Portico Quartet – “Line”
Es ist Samstagabend, Münster gibt sich – wie gefühlte 350 Tage im Jahr – kalt und regnerisch. Gewissermaßen meteorologisches Heimspiel für das Londoner Portico Quartet, das heute vor einer illustren Runde wetterfest gekleideter, Elektronika-affiner Jazz-Fans aufspielt. Oder besser Jazz-affiner Elektronika-Fans? Eine Frage für den Barhocker. Die Dialektik spiegelt sich im Publikum und erzeugt eine angenehm entspannte Inhomogenität, die in freudiger Erregung auf den weiteren Verlauf des Abends blicken lässt. Der sich – um im Witterungskontext zu bleiben – gewaschen hat. Auf ein viel zu kurzes Intermezzo der ominösen Orwin Botterbloem Group, deren minimalistisch angehauchtes Jazz-Idiom gepaart mit abgespacetem (!) Synthesizer-Gegniedel einige zu euphorischen encore-Rufen animiert, folgt eine wahrhafte Welle aus Klangfragmenten, die – nebst motorischer Abfuhr ins Tanzbein – im besten Sinne einlullt.

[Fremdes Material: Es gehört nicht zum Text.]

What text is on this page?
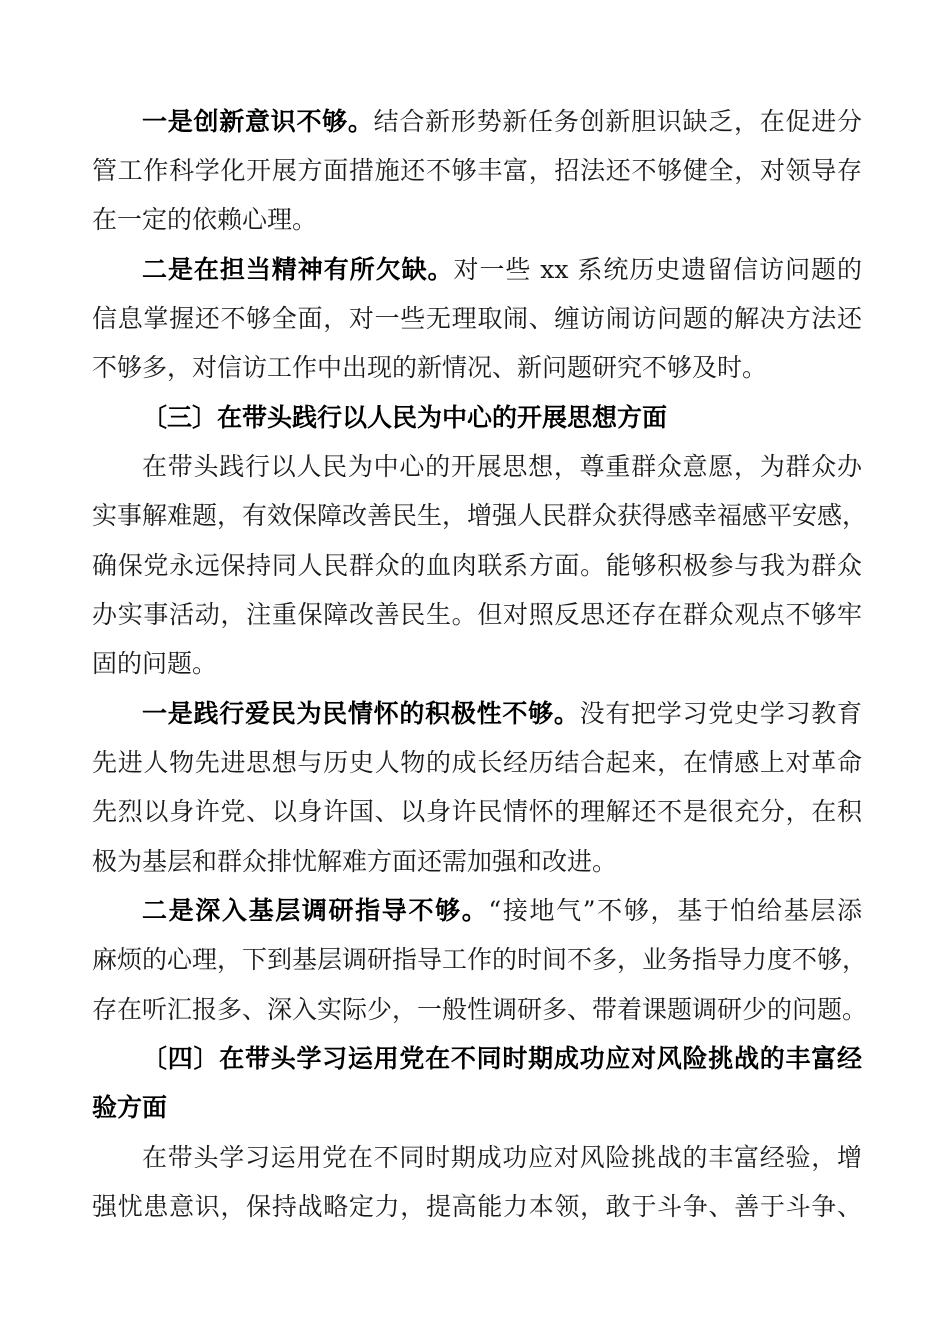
一是创新意识不够。结合新形势新任务创新胆识缺乏，在促进分
管工作科学化开展方面措施还不够丰富，招法还不够健全，对领导存
在一定的依赖心理。
二是在担当精神有所欠缺。对一些 xx 系统历史遗留信访问题的
信息掌握还不够全面，对一些无理取闹、缠访闹访问题的解决方法还
不够多，对信访工作中出现的新情况、新问题研究不够及时。
〔三〕在带头践行以人民为中心的开展思想方面
在带头践行以人民为中心的开展思想，尊重群众意愿，为群众办
实事解难题，有效保障改善民生，增强人民群众获得感幸福感平安感，
确保党永远保持同人民群众的血肉联系方面。能够积极参与我为群众
办实事活动，注重保障改善民生。但对照反思还存在群众观点不够牢
固的问题。
一是践行爱民为民情怀的积极性不够。没有把学习党史学习教育
先进人物先进思想与历史人物的成长经历结合起来，在情感上对革命
先烈以身许党、以身许国、以身许民情怀的理解还不是很充分，在积
极为基层和群众排忧解难方面还需加强和改进。
二是深入基层调研指导不够。“接地气”不够，基于怕给基层添
麻烦的心理，下到基层调研指导工作的时间不多，业务指导力度不够，
存在听汇报多、深入实际少，一般性调研多、带着课题调研少的问题。
〔四〕在带头学习运用党在不同时期成功应对风险挑战的丰富经
验方面
在带头学习运用党在不同时期成功应对风险挑战的丰富经验，增
强忧患意识，保持战略定力，提高能力本领，敢于斗争、善于斗争、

Im Zusammenspiel mit karger Steinfassade und den nackten Pfeilern im Raum entführt die Musik – wo sie sich auf ihr elektronisches Beat-Gerüst besinnt – zurück in ein Berlin der 90er Jahre, das sich just seiner technoiden Wurzeln bewusst wird. Mitunter schimmern in der motorischen Repetition Reminiszenzen an Moritz Von Oswald durch, bis – ganz unvermittelt – Calypso-Melodien und ätherisches Saxophon einen jazzigen Überbau konstruieren – Four Tet meets Harry Belafonte. So mischen sich die Klangräume zweier – in ihrem ästhetischen Ansatz doch gar nicht allzu verschiedenen – Genres in einer homogenen Tonmasse, der ein – im besonnenen Kopfnicken geeintes – Publikum gegenübersteht. Das letze kloink der Bassdrum verhallt, Zeit beseelt hinaus in die Nacht zu treiben. „War schon gut, aber…hätte man…fände ich besser…“ Narkolepsie-Moment.